Other airlines keen to cement operations to Mombasa include KLM, Emirates and Qatar.
“We understand the government is trying to protect KQ but if they don’t have enough planes, let others fly. Lets embrace the open skies policy,” Hersi said, noting the move will create more connectivity, bringing in more tourists into the country.
Both KAHC and KCTA are also in support of the policy saying it will make Mombasa more attractive.
“Currently we are facing competition from the likes of Zanzibar where tourists are flying diurectly from Europe. Give landing rights to other airlines and make the destination attractive,” Okwaye said.
Owino on the other hand said: “The international numbers is much affected by connectivity remember Qatar and Turkish are out since their landing rights have not been renewed.”
The transport ministry is said to be considering the request to allow more flights to Mombasa.
Meanwhile, Kenya is eyeing at least 10 international markets which it believes are yet to be fully tapped, as it plots a string post-Covid recovery with a strong tourism strategy launched last month.

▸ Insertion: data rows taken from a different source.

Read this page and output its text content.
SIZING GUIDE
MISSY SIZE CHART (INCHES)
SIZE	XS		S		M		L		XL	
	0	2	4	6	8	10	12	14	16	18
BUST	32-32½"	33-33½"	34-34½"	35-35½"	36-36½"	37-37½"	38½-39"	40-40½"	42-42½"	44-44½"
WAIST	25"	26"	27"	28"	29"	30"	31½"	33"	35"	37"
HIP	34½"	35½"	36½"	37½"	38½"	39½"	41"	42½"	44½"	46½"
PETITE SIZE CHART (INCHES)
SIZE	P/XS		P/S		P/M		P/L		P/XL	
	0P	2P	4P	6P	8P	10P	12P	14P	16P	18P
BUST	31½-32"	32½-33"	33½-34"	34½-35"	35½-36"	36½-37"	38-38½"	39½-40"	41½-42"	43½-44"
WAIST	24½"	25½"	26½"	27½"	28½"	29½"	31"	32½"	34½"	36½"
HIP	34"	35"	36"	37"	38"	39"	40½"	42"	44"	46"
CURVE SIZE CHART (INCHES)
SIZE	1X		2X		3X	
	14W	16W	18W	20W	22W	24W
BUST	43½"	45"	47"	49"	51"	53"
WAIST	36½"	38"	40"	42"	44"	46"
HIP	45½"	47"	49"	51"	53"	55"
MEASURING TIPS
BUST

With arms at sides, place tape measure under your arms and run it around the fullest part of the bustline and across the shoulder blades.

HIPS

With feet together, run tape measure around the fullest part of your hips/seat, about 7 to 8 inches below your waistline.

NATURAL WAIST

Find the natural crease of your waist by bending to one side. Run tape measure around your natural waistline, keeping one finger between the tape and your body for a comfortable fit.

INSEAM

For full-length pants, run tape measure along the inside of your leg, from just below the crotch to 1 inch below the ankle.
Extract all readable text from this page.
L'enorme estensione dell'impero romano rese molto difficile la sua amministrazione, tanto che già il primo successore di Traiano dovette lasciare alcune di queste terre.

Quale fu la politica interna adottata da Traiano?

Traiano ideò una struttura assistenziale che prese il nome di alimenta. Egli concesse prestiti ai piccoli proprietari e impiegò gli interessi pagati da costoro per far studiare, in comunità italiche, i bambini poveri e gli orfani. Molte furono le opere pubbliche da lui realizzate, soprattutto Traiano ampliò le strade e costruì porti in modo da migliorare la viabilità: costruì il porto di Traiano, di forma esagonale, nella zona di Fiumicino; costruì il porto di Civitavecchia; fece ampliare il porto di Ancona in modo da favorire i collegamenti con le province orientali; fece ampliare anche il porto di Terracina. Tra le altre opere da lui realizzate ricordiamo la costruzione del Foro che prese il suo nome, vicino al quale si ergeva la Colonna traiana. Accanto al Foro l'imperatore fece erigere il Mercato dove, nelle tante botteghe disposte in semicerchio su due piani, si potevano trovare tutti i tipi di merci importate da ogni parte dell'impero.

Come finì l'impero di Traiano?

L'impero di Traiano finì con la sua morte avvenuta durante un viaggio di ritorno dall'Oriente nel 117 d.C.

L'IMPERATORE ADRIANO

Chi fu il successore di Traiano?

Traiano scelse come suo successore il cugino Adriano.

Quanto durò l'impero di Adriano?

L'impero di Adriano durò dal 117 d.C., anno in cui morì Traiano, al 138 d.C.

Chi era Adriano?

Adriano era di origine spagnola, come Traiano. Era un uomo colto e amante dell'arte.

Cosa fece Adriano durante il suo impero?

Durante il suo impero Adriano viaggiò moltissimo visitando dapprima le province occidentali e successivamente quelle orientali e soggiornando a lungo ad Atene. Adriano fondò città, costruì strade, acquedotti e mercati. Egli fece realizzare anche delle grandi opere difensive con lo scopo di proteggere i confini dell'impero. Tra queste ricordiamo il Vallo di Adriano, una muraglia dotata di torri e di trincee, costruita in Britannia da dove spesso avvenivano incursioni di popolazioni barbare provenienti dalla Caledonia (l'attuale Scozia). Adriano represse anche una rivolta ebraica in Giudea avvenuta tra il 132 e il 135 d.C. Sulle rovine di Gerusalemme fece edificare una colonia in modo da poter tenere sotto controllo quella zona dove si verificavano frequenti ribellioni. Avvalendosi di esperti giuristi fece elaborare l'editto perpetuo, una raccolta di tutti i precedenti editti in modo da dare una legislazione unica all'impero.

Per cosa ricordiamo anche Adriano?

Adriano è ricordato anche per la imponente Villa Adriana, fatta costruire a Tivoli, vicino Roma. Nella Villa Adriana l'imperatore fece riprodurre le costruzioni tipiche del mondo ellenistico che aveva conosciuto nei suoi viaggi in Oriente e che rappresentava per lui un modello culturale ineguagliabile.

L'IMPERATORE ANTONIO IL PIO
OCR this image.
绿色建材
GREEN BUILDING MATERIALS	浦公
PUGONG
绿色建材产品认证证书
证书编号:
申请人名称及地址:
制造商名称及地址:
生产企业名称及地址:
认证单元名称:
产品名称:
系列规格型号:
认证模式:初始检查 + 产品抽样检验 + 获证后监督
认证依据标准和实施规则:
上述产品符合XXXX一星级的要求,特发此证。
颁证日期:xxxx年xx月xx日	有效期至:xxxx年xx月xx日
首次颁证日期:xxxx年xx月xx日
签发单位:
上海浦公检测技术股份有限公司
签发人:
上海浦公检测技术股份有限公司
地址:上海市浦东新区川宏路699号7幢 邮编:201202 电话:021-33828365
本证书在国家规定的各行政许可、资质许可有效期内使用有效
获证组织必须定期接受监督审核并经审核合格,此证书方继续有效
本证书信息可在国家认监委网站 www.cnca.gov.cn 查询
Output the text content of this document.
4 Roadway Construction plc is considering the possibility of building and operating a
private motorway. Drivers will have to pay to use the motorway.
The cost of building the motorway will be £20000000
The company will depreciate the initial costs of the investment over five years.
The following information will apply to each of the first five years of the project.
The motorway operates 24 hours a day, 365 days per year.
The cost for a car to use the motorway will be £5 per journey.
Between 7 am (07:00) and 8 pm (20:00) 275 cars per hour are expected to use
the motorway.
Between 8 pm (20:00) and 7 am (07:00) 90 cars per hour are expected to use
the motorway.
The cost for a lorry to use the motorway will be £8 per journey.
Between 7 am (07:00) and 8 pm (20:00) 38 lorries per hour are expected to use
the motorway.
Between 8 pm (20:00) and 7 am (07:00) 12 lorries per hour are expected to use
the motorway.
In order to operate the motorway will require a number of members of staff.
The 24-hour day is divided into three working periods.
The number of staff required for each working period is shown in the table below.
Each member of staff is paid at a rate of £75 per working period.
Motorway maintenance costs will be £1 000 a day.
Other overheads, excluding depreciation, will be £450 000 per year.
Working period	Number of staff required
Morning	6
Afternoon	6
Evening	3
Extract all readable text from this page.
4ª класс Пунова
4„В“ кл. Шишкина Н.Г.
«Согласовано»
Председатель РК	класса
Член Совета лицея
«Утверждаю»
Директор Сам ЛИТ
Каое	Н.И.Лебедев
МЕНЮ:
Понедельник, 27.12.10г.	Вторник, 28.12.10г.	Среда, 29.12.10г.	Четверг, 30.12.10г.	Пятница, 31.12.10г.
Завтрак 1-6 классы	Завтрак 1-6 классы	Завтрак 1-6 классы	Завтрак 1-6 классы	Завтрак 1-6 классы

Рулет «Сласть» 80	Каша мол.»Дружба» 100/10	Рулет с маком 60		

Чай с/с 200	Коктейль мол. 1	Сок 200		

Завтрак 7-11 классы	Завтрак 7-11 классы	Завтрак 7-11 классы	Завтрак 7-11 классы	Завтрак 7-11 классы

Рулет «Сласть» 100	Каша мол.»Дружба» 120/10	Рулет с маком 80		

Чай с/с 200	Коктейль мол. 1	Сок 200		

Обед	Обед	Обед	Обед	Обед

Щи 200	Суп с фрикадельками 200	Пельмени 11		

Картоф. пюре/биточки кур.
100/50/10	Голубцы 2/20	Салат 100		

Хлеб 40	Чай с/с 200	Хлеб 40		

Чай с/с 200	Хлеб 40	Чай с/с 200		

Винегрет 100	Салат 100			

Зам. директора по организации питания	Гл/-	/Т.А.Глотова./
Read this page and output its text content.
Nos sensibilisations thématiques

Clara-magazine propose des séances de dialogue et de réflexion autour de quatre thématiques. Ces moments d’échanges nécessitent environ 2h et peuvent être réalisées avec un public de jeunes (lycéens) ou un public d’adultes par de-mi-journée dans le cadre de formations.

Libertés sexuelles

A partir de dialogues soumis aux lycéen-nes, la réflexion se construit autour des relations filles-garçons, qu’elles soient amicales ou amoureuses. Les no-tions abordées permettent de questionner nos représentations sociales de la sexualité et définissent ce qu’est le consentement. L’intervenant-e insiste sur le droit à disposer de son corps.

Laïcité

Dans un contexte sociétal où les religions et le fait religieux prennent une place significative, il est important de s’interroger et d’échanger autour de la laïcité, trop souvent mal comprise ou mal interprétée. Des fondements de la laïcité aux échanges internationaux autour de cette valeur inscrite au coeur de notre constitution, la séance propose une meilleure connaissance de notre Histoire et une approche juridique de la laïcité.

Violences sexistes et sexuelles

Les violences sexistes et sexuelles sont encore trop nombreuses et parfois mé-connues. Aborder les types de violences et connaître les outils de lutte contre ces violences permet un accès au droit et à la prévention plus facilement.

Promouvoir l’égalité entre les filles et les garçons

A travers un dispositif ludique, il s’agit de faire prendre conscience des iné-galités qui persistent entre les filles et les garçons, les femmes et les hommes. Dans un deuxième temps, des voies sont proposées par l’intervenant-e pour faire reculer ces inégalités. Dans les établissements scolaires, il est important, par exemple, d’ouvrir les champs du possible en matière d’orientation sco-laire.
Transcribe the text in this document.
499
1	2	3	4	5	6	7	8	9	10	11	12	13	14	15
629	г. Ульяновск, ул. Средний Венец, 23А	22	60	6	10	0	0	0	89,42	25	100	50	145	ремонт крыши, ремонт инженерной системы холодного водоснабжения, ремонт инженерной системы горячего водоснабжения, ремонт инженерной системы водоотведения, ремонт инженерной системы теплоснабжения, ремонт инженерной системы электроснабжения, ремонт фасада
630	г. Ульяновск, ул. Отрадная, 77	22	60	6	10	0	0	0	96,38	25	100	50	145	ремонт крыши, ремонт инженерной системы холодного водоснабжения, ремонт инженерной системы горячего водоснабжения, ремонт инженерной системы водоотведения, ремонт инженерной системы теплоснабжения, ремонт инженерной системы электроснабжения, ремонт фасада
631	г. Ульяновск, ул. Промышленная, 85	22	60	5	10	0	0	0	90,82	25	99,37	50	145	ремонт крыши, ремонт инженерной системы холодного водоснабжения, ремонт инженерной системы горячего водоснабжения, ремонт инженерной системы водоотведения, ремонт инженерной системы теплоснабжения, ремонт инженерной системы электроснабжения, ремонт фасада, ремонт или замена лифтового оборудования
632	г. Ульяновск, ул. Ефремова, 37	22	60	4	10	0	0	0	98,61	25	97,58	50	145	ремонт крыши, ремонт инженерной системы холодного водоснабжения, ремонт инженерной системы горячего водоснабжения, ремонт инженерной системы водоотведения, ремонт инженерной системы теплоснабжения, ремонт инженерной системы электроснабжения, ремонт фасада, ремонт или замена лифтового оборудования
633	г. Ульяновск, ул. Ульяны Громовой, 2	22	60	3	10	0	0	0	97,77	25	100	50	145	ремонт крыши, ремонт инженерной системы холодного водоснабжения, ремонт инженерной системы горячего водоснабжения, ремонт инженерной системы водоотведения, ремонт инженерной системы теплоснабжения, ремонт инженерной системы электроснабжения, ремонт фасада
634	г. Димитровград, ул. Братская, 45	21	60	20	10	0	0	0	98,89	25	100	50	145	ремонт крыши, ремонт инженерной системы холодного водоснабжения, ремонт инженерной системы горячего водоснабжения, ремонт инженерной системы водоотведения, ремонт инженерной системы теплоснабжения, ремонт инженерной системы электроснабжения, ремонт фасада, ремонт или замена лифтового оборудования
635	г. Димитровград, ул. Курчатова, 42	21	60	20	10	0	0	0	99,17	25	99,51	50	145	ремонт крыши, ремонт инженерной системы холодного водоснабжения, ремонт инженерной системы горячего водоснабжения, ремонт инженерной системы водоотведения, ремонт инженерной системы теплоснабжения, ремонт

This is after a 53.3 per cent increase in the number of international arrivals last year which closed at 870,465 up from 567,848 in 2020.
The best year remains 2019 when the country recorded an all-time high arrival of 2.2 million international visitors.
Targeted markets include France, Sweden, Poland, Mexico, Israel, Iran, Australia, Switzerland, Netherlands and Belgium.
“We are gong to focus on untapped markets with aggressive marketing campaigns. Some of the markets have previously not ranked very highly but have potential to grow tremendously as we pursue full recovery,” Tourism and Wildlife CS Najib Balala notes.
The ministry targets to have at least 1,027,151 international arrivals this year with earnings expected to increase to Sh172.9 billion, up from Sh146.5 billion last year.